Richard and I were up at Channel 4 in London on Monday, for the launch of Trans Media Watch‘s Memorandum Of Understanding. The event was hosted by Stuart Cosgrove, C4’s Head of Programmes (Nations and Regions) and a signatory to the MOU.

You can read the MOU if you go to TMW’s website; but in brief, the aims are:

  • Eliminate transphobia in the media
  • End the provision of misinformation about transgender issues in the media
  • Increase positive, well-informed representations of transgender people in the media
  • Ensure that transgender people working in or with the media are treated with the same respect as non-transgender people in equivalent positions

At least as important, to me, is the dialogue between media organisations and trans people that is taking place.
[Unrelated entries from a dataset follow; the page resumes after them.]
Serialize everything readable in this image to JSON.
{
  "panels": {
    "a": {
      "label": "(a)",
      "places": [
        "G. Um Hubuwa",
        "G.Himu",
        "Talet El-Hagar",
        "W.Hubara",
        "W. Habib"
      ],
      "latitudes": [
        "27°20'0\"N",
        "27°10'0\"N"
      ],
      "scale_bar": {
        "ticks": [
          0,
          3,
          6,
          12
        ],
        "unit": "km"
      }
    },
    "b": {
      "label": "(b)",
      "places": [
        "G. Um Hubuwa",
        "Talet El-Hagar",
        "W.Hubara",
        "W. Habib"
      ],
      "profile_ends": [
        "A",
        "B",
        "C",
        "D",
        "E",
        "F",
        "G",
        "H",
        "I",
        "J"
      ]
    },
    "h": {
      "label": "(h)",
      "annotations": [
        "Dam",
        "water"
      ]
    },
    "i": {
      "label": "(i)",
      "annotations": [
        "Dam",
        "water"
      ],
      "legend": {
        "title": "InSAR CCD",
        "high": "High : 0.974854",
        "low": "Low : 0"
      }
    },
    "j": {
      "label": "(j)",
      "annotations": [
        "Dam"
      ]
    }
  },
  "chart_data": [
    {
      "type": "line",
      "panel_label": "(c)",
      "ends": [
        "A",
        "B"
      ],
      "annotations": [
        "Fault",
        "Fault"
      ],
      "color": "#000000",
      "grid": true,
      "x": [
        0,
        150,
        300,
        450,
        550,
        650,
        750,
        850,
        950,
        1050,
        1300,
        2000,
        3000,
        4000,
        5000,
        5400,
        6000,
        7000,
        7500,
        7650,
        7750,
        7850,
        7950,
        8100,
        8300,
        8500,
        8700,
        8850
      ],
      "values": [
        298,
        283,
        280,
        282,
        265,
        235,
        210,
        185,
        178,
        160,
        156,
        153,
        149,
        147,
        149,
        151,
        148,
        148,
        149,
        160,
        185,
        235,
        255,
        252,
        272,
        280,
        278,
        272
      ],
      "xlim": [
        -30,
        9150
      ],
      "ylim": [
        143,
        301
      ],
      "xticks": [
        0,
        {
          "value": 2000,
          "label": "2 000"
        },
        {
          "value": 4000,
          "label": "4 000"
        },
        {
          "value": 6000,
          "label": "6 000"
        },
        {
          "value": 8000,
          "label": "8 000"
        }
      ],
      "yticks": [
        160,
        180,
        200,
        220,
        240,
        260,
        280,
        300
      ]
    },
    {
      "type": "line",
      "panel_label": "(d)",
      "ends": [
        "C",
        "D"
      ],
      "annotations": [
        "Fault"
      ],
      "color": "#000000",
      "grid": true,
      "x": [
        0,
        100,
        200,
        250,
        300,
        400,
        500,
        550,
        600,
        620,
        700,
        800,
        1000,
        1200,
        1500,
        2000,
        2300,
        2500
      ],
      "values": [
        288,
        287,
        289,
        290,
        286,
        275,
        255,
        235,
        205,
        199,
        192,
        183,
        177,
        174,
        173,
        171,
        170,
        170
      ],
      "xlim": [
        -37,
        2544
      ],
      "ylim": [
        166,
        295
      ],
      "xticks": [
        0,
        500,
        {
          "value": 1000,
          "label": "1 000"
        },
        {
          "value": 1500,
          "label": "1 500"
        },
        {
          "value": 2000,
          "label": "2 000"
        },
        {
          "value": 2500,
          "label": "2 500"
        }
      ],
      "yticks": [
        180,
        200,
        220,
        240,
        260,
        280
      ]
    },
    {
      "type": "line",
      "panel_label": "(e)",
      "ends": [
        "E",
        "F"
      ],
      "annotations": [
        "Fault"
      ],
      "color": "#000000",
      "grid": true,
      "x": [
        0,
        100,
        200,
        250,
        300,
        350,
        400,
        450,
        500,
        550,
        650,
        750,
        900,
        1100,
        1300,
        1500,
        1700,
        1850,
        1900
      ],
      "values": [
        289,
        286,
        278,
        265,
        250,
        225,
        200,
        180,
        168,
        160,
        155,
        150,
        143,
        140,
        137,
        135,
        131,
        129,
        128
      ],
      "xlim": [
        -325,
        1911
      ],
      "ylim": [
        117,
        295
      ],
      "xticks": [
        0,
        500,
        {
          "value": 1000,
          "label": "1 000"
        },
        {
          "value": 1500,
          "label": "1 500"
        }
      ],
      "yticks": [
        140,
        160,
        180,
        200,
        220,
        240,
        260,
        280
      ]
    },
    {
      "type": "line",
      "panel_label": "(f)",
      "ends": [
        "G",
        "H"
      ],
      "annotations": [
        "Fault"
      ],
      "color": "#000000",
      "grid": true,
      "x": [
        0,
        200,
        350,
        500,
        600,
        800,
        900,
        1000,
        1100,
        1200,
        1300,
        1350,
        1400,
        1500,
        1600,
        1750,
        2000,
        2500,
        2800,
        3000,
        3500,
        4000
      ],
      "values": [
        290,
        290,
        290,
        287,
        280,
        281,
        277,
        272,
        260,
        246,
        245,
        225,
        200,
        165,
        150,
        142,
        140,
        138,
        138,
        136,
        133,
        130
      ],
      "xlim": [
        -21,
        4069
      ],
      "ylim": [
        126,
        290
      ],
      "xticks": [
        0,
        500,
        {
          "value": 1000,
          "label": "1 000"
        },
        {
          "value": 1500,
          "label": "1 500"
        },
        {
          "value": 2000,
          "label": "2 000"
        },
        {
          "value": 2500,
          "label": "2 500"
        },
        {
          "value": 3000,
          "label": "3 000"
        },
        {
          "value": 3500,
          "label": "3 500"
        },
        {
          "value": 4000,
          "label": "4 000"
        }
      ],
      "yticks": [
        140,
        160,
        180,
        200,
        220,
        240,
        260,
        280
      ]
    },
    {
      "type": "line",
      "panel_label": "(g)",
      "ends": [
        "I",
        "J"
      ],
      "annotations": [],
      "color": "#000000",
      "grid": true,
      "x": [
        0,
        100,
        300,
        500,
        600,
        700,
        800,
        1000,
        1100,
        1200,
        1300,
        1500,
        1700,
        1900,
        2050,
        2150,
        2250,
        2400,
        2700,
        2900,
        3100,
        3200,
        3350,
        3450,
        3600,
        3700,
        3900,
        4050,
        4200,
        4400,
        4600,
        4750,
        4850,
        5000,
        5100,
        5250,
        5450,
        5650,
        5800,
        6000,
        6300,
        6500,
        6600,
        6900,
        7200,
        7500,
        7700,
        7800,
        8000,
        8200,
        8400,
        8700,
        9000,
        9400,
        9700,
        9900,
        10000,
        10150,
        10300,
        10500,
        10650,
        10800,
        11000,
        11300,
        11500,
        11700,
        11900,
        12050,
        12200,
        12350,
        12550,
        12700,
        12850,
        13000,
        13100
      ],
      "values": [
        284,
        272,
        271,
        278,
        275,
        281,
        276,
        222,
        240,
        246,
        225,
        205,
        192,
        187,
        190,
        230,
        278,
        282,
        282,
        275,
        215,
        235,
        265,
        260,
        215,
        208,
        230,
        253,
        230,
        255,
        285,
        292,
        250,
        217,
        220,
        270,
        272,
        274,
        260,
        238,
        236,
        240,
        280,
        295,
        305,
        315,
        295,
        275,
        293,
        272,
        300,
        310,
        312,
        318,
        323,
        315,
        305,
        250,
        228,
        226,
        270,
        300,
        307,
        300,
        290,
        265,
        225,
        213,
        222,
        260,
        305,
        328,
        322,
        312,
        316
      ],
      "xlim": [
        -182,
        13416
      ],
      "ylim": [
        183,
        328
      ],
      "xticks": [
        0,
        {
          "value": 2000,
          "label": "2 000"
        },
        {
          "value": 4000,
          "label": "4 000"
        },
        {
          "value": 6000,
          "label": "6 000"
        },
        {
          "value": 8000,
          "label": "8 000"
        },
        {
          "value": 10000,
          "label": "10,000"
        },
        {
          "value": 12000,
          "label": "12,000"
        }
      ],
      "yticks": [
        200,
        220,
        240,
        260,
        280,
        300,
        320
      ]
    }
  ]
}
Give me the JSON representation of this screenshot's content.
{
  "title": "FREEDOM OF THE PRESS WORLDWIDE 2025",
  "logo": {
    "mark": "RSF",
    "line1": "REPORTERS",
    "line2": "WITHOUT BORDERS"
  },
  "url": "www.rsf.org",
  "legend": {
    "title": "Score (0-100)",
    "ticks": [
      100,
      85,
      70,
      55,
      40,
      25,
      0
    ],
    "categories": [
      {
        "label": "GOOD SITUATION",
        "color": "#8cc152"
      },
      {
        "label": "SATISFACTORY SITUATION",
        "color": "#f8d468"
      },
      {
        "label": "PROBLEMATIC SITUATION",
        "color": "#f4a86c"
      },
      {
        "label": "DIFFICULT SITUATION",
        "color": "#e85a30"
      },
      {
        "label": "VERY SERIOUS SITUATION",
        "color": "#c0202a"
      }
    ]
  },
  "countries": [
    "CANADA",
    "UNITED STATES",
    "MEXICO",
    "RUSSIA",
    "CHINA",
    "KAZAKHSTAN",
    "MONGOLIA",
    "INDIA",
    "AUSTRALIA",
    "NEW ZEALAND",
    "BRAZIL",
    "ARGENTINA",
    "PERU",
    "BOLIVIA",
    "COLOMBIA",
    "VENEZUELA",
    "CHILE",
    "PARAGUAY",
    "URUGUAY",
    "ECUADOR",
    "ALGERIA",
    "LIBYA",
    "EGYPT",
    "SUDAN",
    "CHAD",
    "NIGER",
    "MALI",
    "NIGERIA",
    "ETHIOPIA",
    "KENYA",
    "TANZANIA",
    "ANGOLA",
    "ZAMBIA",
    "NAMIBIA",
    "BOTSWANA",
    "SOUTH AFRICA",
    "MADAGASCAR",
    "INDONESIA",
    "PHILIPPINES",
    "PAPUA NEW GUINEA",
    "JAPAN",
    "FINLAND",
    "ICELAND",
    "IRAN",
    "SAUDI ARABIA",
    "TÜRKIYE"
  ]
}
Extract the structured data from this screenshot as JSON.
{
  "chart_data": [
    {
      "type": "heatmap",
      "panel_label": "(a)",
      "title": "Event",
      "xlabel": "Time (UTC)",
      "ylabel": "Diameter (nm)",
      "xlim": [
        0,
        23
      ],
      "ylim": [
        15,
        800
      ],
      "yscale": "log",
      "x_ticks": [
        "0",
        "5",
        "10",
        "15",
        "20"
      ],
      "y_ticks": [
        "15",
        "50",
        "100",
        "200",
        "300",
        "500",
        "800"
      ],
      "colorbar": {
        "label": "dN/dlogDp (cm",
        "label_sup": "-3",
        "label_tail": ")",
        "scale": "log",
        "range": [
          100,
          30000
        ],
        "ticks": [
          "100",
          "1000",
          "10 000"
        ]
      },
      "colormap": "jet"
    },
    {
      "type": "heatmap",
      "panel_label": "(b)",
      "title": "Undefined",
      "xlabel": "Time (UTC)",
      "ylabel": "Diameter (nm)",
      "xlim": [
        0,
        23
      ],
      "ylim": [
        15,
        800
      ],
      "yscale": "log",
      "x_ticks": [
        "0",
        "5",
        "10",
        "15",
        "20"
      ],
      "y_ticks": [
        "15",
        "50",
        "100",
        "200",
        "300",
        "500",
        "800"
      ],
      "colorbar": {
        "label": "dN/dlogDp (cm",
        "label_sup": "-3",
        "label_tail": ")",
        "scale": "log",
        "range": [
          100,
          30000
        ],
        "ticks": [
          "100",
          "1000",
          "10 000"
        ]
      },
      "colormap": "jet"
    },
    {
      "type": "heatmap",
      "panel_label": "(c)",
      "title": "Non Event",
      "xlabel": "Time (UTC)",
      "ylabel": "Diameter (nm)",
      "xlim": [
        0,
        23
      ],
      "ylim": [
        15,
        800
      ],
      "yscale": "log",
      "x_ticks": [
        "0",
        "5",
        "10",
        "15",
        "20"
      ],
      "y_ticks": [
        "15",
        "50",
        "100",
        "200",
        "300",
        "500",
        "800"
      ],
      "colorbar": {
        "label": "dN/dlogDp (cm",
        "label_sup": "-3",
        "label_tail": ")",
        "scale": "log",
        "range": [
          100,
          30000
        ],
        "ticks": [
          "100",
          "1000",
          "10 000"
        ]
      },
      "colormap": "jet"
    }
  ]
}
This is a big step forward from, say, the Moving Wallpaper episode on ITV two years ago, which managed to be both stupid and thoroughly offensive in its portrayal of a transsexual character. There were mutterings in the blogosphere. There were letters to OFCOM. OFCOM woke up briefly and said that it couldn’t see a problem, and went back to sleep.

This has been fairly typical of the way things have worked in the past. So Monday’s event was a big step forward, hopefully.

There were addresses by Stuart Cosgrove, Lynne Featherstone (Equalities Minister), Jennie Kermode and Paris Lees of TMW, David Allen Green (human rights lawyer), Hilary Third (Scottish Govt Equality Unit), Valentino (FTM London), and Hamida Ali (BBC Diversity Manager). And recorded messages from Caroline Lucas (leader, Green Party) and Julie Hesmondhalgh (‘er off Coronation Street).

There was even someone from OFCOM….

And then everyone drank and talked. As you do. So much so that we didn’t give as much attention as they deserved, to the wonderful En Travesti Ensemble.

I was talking to a chap from the BBC who was talking about having trans people on telly doing things. You know, things. Like everyone else does. Rather than just transitioning or being medicalised or being the butt of jokes, like the portrayals in Little Britain which have regrettably not yet been entirely shovelled into the dustbin of history.

Valentino and me grabbing a photo-opportunity with Victoria Atkin off Hollyoaks. Shameless, we are!

Well, here’s hoping.

Thanks, Channel 4! And Trans Media Watch!